I believe that for us, by starting small and being very transparent in what we do and our struggles we have a greater chance of connecting in a genuine way with our fans. Sure, we probably only had 50-100 core fans in our first season. You know, people who would show up to any event we put on and came to more or less every game. That grew to around 100-150 this second season. Next year it will grow again and create a core of supporters that are dedicated to our mission of building Paradise.
There is nothing I look forward to more than being able to tell these people that we are going pro. It will be fun, and the party will be great! But, I can’t tell them that yet, because it’s not done yet. See, that’s another part of the gradual buildup. Don’t go around talking (too much) about the plans and the future that might happen.
We humans tend to “buy” the future if exciting plans are repeated too often or confidently. If they don’t happen folks will experience a “loss” which stings. Even if they never actually had this future! It’s tied to a boring brain bias called loss aversion. I don’t know about you, but I do hate to lose. So don’t promise things you can’t keep!

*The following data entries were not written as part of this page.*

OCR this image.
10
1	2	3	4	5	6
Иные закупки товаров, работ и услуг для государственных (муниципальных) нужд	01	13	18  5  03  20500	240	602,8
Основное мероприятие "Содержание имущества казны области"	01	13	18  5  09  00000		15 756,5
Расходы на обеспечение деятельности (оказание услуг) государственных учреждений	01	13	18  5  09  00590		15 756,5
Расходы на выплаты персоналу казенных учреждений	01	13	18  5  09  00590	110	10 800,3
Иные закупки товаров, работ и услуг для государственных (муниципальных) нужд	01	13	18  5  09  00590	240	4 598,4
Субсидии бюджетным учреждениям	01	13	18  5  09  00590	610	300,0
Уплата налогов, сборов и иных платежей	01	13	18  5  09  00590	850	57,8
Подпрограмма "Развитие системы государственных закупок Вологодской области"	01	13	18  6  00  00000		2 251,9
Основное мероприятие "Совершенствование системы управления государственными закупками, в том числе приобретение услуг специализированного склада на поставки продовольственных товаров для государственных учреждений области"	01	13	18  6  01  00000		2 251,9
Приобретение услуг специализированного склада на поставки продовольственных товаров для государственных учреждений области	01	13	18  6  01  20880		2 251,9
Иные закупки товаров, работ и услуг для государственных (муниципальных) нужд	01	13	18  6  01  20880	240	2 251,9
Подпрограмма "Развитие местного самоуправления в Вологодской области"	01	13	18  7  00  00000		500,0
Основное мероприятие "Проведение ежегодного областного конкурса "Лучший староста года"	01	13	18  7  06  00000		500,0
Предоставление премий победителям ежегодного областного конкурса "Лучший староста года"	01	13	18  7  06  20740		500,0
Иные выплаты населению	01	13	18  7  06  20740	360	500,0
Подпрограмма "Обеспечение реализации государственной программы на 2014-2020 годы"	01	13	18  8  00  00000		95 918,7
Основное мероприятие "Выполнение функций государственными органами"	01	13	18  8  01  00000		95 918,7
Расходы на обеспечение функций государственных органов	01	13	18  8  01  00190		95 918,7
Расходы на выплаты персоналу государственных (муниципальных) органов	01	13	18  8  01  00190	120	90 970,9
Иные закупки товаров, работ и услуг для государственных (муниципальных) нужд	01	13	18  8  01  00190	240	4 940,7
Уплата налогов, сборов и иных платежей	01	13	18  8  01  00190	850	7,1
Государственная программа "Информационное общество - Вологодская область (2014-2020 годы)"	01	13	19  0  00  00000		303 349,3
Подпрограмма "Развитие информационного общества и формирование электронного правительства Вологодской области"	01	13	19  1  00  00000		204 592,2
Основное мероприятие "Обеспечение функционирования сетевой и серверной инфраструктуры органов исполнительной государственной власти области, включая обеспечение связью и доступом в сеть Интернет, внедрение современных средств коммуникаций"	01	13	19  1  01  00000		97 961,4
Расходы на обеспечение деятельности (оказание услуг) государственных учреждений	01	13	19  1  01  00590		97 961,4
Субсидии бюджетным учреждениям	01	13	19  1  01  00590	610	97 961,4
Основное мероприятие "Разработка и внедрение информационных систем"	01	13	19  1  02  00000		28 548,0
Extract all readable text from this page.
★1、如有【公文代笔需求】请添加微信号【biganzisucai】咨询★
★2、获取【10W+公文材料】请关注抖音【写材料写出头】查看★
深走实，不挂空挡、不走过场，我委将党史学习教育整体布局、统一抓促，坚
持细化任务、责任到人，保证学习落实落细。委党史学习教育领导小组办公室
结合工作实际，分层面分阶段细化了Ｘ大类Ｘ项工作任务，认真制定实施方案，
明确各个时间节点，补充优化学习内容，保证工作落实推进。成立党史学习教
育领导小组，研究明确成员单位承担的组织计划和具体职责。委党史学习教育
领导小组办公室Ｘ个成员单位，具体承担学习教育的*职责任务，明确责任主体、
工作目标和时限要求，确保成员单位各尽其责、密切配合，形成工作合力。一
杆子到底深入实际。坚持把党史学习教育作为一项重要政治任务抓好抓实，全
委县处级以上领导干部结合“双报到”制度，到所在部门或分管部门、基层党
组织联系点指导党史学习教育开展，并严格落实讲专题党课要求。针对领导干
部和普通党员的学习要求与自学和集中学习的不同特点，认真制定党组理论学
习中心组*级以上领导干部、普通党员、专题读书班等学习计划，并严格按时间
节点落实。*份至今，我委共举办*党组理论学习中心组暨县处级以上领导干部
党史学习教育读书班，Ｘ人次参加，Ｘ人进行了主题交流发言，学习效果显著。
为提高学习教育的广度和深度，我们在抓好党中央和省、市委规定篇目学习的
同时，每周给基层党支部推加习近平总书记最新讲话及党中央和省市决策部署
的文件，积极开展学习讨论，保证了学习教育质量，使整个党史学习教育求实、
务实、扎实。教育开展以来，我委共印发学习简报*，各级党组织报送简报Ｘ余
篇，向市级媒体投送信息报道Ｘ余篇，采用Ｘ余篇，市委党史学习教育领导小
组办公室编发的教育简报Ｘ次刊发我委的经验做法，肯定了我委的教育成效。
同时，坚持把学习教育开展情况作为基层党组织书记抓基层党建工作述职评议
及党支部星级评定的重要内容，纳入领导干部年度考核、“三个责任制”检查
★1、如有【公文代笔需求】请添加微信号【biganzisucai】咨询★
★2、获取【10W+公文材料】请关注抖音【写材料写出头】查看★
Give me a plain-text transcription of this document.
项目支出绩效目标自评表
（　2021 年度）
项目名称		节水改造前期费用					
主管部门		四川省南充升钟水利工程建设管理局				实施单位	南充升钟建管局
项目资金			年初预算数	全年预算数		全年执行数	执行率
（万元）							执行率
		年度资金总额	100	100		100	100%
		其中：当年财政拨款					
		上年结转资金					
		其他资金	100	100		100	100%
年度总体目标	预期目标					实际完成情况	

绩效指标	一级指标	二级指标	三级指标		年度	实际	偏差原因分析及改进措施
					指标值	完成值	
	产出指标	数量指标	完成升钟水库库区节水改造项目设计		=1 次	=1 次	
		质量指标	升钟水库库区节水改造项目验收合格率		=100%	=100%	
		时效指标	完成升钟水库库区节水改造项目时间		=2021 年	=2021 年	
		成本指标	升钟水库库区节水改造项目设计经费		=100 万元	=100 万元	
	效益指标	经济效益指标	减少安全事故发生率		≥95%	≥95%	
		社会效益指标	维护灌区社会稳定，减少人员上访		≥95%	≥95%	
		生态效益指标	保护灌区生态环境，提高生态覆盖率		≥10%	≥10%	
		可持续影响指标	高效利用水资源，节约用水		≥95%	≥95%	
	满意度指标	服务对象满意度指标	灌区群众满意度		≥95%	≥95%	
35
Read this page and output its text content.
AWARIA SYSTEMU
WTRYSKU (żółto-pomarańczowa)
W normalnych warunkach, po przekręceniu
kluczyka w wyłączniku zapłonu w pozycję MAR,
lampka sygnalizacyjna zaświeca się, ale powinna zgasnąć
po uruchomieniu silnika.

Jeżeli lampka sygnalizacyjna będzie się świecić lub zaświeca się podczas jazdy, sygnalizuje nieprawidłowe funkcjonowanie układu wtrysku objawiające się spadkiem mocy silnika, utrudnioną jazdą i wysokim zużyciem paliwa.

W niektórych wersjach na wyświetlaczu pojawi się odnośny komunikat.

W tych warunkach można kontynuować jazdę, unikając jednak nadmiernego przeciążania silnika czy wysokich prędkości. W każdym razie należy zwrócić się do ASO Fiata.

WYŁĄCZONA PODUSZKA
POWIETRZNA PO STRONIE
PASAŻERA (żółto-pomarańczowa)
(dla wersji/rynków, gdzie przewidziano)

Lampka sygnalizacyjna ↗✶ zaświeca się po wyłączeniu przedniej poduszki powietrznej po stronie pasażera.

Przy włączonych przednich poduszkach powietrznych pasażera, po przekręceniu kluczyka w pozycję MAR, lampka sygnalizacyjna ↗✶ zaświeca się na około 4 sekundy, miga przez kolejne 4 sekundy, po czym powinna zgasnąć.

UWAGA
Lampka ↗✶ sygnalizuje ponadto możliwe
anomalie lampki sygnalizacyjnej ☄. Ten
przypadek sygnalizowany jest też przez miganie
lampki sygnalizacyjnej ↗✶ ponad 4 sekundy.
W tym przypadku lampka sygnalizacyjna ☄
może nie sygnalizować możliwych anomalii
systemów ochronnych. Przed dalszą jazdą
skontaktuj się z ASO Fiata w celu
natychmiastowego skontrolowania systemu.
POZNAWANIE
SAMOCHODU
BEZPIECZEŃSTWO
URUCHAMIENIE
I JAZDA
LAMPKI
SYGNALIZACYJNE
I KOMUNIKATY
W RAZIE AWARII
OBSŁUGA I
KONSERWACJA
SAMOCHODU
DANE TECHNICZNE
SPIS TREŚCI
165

In our first season we did well outside the field, having a huge crowd of over a thousand people at our final game. On the field we were okay. In our second season, the average attendance was about the same (slightly up) but no top in crowds as year one. However, and this is important for our gradual buildup approach, we won the division and made the playoffs. This was by design.
First year I was preoccupied with figuring out all these things I didn’t know about how you put on a game event and get people to come out. Second year my focus was on making sure the team was good enough to make the playoffs. Guess what the focus will be in year three?
It’s actually going to be both on and off the field. We have invested in building out our organization with adding staff to have the best game day experience in USL L2 - and - we will have an even better team on the field. The story so far reads; weird Swedish tourist guy starts team that does okay first year, great second year and (hopefully) knocks it out of the park in its third year. Before…
As we continue to create experiences and interact with our community, we are gradually building the story and our support. It’s not fake or phony, it’s genuine and transparent. Painful process but one that will pay off in the end. Sarasota Paradise is build to be sustainable over time, survive many hurricanes and live on forever representing our incredible community.